Carolina Martinez is the CEO of the California Association for Micro Enterprise Opportunity (CAMEO), a California’s statewide association that represents over 220 lenders, training programs, job creators, agencies and individuals dedicated to furthering Microbusiness development in the state. CAMEO advocates for its members and builds their capacity to support the more than 21,000 very small businesses they serve.

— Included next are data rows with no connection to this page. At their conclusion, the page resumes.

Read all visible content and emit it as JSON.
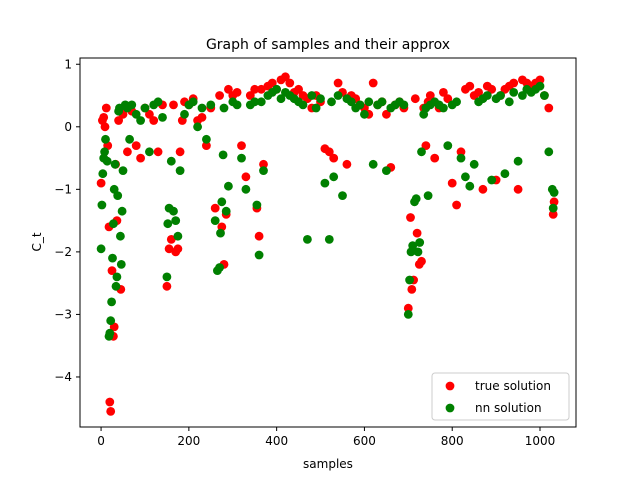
{
  "chart_data": {
    "type": "scatter",
    "title": "Graph of samples and their approx",
    "xlabel": "samples",
    "ylabel": "C_t",
    "xlim": [
      -48,
      1082
    ],
    "ylim": [
      -4.8,
      1.1
    ],
    "xticks": [
      0,
      200,
      400,
      600,
      800,
      1000
    ],
    "yticks": [
      -4,
      -3,
      -2,
      -1,
      0,
      1
    ],
    "xtick_labels": [
      "0",
      "200",
      "400",
      "600",
      "800",
      "1000"
    ],
    "ytick_labels": [
      "−4",
      "−3",
      "−2",
      "−1",
      "0",
      "1"
    ],
    "grid": false,
    "legend_position": "lower-right",
    "series": [
      {
        "name": "true solution",
        "color": "#ff0000",
        "x": [
          0,
          3,
          6,
          9,
          12,
          15,
          18,
          20,
          22,
          25,
          28,
          30,
          33,
          36,
          40,
          45,
          50,
          55,
          60,
          70,
          80,
          90,
          100,
          110,
          120,
          130,
          140,
          150,
          155,
          160,
          165,
          170,
          175,
          180,
          185,
          190,
          200,
          210,
          220,
          230,
          240,
          250,
          260,
          270,
          275,
          280,
          285,
          290,
          300,
          310,
          320,
          330,
          340,
          350,
          355,
          360,
          365,
          370,
          380,
          390,
          400,
          410,
          420,
          430,
          440,
          450,
          460,
          470,
          480,
          490,
          500,
          510,
          520,
          530,
          540,
          550,
          560,
          570,
          580,
          590,
          600,
          610,
          620,
          630,
          640,
          650,
          660,
          670,
          680,
          690,
          700,
          705,
          708,
          712,
          716,
          720,
          725,
          730,
          735,
          740,
          745,
          750,
          760,
          770,
          780,
          790,
          800,
          810,
          820,
          830,
          840,
          850,
          860,
          870,
          880,
          890,
          900,
          910,
          920,
          930,
          940,
          950,
          960,
          970,
          980,
          990,
          1000,
          1010,
          1020,
          1030,
          1032
        ],
        "y": [
          -0.9,
          0.1,
          0.15,
          0.0,
          0.3,
          -0.3,
          -1.6,
          -4.4,
          -4.55,
          -2.3,
          -3.35,
          -3.2,
          -0.6,
          -1.5,
          0.1,
          -2.6,
          0.2,
          0.3,
          -0.4,
          0.25,
          -0.3,
          -0.5,
          0.3,
          0.2,
          0.1,
          -0.4,
          0.35,
          -2.55,
          -1.95,
          -1.8,
          0.35,
          -2.0,
          -1.95,
          -0.4,
          0.1,
          0.4,
          0.35,
          0.45,
          0.1,
          0.15,
          -0.3,
          0.3,
          -1.3,
          0.5,
          -1.6,
          -2.2,
          -1.4,
          0.6,
          0.5,
          0.55,
          -0.3,
          -0.8,
          0.5,
          0.6,
          -1.3,
          -1.75,
          0.6,
          -0.6,
          0.65,
          0.7,
          0.6,
          0.75,
          0.8,
          0.7,
          0.55,
          0.6,
          0.5,
          0.45,
          0.3,
          0.5,
          0.4,
          -0.35,
          -0.4,
          -0.5,
          0.7,
          0.55,
          -0.6,
          0.5,
          0.45,
          0.35,
          0.3,
          0.2,
          0.7,
          0.35,
          0.4,
          0.2,
          -0.65,
          0.35,
          0.4,
          0.3,
          -2.9,
          -1.45,
          -2.6,
          -2.45,
          0.45,
          -1.7,
          -2.2,
          -2.15,
          0.3,
          -0.3,
          0.4,
          0.5,
          -0.5,
          0.3,
          0.55,
          0.45,
          -0.9,
          -1.25,
          -0.4,
          0.6,
          0.65,
          0.5,
          0.55,
          -1.0,
          0.65,
          0.6,
          -0.85,
          0.5,
          0.6,
          0.65,
          0.7,
          -1.0,
          0.75,
          0.7,
          0.65,
          0.7,
          0.75,
          0.5,
          0.3,
          -1.4,
          -1.2
        ]
      },
      {
        "name": "nn solution",
        "color": "#008000",
        "x": [
          0,
          2,
          4,
          6,
          8,
          10,
          14,
          18,
          20,
          22,
          24,
          26,
          28,
          30,
          32,
          34,
          36,
          38,
          40,
          42,
          44,
          46,
          48,
          50,
          55,
          60,
          65,
          70,
          80,
          90,
          100,
          110,
          120,
          130,
          140,
          150,
          152,
          155,
          160,
          165,
          170,
          175,
          180,
          190,
          200,
          210,
          220,
          230,
          240,
          250,
          260,
          265,
          270,
          272,
          275,
          278,
          280,
          285,
          290,
          300,
          310,
          320,
          330,
          340,
          350,
          355,
          360,
          365,
          370,
          380,
          390,
          400,
          410,
          420,
          430,
          440,
          450,
          460,
          470,
          480,
          490,
          500,
          510,
          520,
          525,
          530,
          540,
          550,
          560,
          570,
          580,
          590,
          600,
          610,
          620,
          630,
          640,
          650,
          660,
          670,
          680,
          690,
          700,
          703,
          706,
          710,
          714,
          718,
          722,
          726,
          730,
          735,
          740,
          745,
          750,
          760,
          770,
          780,
          790,
          800,
          810,
          820,
          830,
          840,
          850,
          860,
          870,
          880,
          890,
          900,
          910,
          920,
          930,
          940,
          950,
          960,
          970,
          980,
          990,
          1000,
          1010,
          1020,
          1028,
          1030,
          1032
        ],
        "y": [
          -1.95,
          -1.25,
          -0.75,
          -0.5,
          -0.4,
          -0.2,
          -0.55,
          -3.35,
          -3.3,
          -3.1,
          -2.8,
          -2.1,
          -1.55,
          -1.0,
          -0.6,
          -2.55,
          -2.4,
          -1.1,
          0.25,
          0.3,
          -1.75,
          -2.2,
          -1.35,
          -0.7,
          0.35,
          0.3,
          -0.2,
          0.35,
          0.2,
          0.1,
          0.3,
          -0.4,
          0.35,
          0.4,
          0.15,
          -2.4,
          -1.55,
          -1.3,
          -0.55,
          -1.35,
          -1.5,
          -1.75,
          -0.7,
          0.2,
          0.35,
          0.4,
          0.0,
          0.3,
          -0.2,
          0.35,
          -1.5,
          -2.3,
          -2.25,
          -1.7,
          -1.2,
          -0.45,
          0.3,
          -1.35,
          -0.95,
          0.4,
          0.35,
          -0.5,
          -1.0,
          0.35,
          0.4,
          -1.25,
          -2.05,
          0.4,
          -0.7,
          0.5,
          0.55,
          0.6,
          0.45,
          0.55,
          0.5,
          0.45,
          0.4,
          0.35,
          -1.8,
          0.5,
          0.3,
          0.45,
          -0.9,
          -1.8,
          0.4,
          -0.8,
          0.5,
          -1.1,
          0.45,
          0.4,
          0.3,
          0.35,
          0.2,
          0.4,
          -0.6,
          0.35,
          0.4,
          -0.7,
          0.3,
          0.35,
          0.4,
          0.35,
          -3.0,
          -2.45,
          -2.0,
          -1.9,
          -1.2,
          -1.15,
          -2.0,
          -1.85,
          -0.4,
          0.2,
          0.3,
          -1.1,
          0.35,
          0.4,
          0.35,
          0.3,
          -0.3,
          0.35,
          0.4,
          -0.5,
          -0.8,
          -0.95,
          -0.6,
          0.4,
          0.45,
          0.5,
          -0.85,
          0.45,
          0.5,
          -0.75,
          0.4,
          0.55,
          -0.55,
          0.5,
          0.6,
          0.55,
          0.6,
          0.65,
          0.5,
          -0.4,
          -1.0,
          -1.3,
          -1.05
        ]
      }
    ]
  }
}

Mrs. Martinez has over 12 years of experience working in economic development and business consulting. Her vision has been defined by the variety of experiences she’s had with nonprofits and universities in South and North America. She has developed bilingual, culturally appropriate entrepreneurial training programs; trained and coached pre-venture and startups; developed international networks promoting partnerships among private corporations that boost industries; provided consulting services to vulnerable communities to explore entrepreneurship as a way to generate wealth; and owned her own business consulting firm.
Before moving to California in 2017, Mrs. Martinez was appointed to the Pennsylvania Governor’s Advisory Commission on Latino Affairs and served as Chairwoman for the Berks County Latino Chamber of Commerce in Pennsylvania.

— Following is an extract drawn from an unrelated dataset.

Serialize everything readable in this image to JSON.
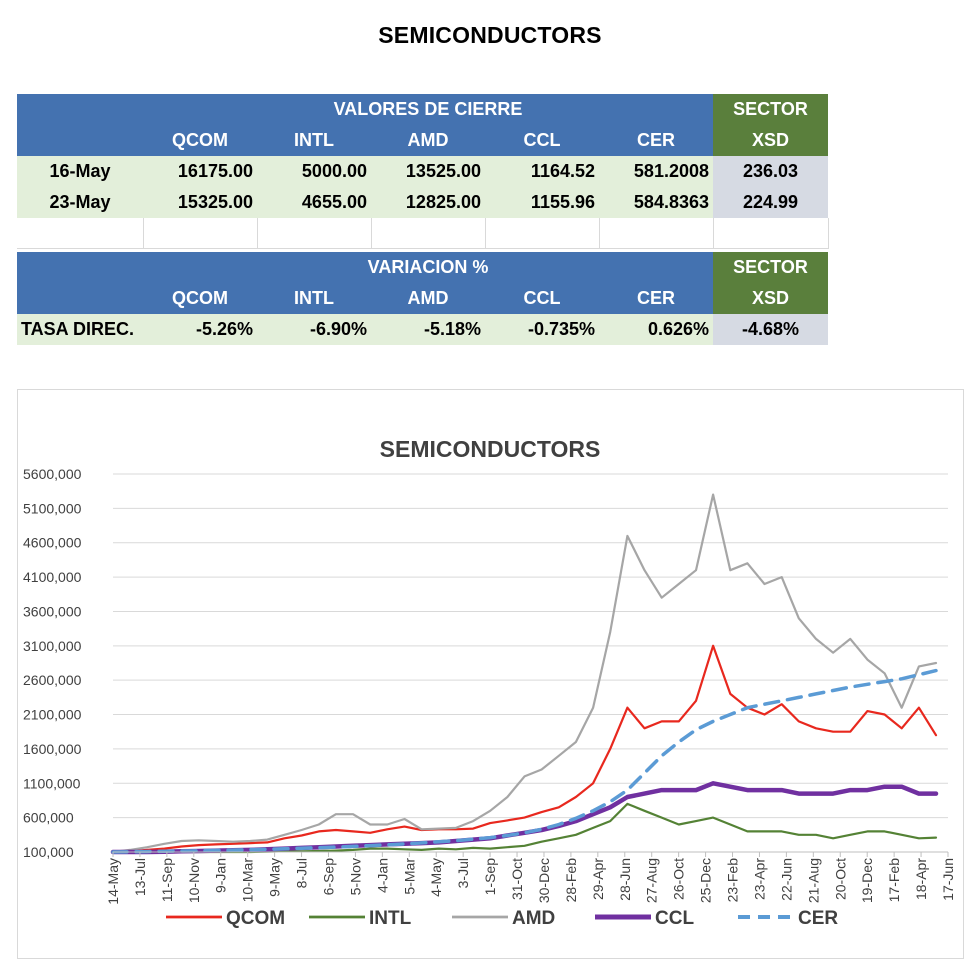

Doug Schaeffer is a financial executive with more than 30 years of experience managing critical business operations. Launching his career in 1984, he has served at every level of banking. Upon graduating from college, he worked for KPMG, GE Capital Mortgage, JPMorgan Chase, and Ally Financial. Schaeffer has held multiple positions, including: Chief Financial Officer, Chief of Staff, Strategy Executive, Deputy General Manager, Managing Director—Treasury, and Community Reinvestment Act (CRA) Executive. He has led the improvement of large community reinvestment programs resulting in regulator-approved CRA strategic plans; improved examination results; and, the transformation of programs into sustainable profit-oriented businesses.
Schaffer joined the executive leadership team at Woodforest National Bank in 2015 as EVP-CRA Director. He leads CRA efforts, including a team of 30+ CRA professionals. His role is centered on creating innovative strategies to increase the impact of Woodforest National Bank’s expansive CRA program, which covers 17 states and over 200 CRA assessment areas.
Schaeffer sits on the boards of CEI Capital Management and the National Association of Affordable Housing Lenders. He also serves on the Board of Trustees for Moorestown Theater Company, and volunteers his time supporting Strong Women Strong Girls and other charities. Schaeffer is a Rutgers University alumnus and a Beta Gamma Sigma graduate of Drexel University.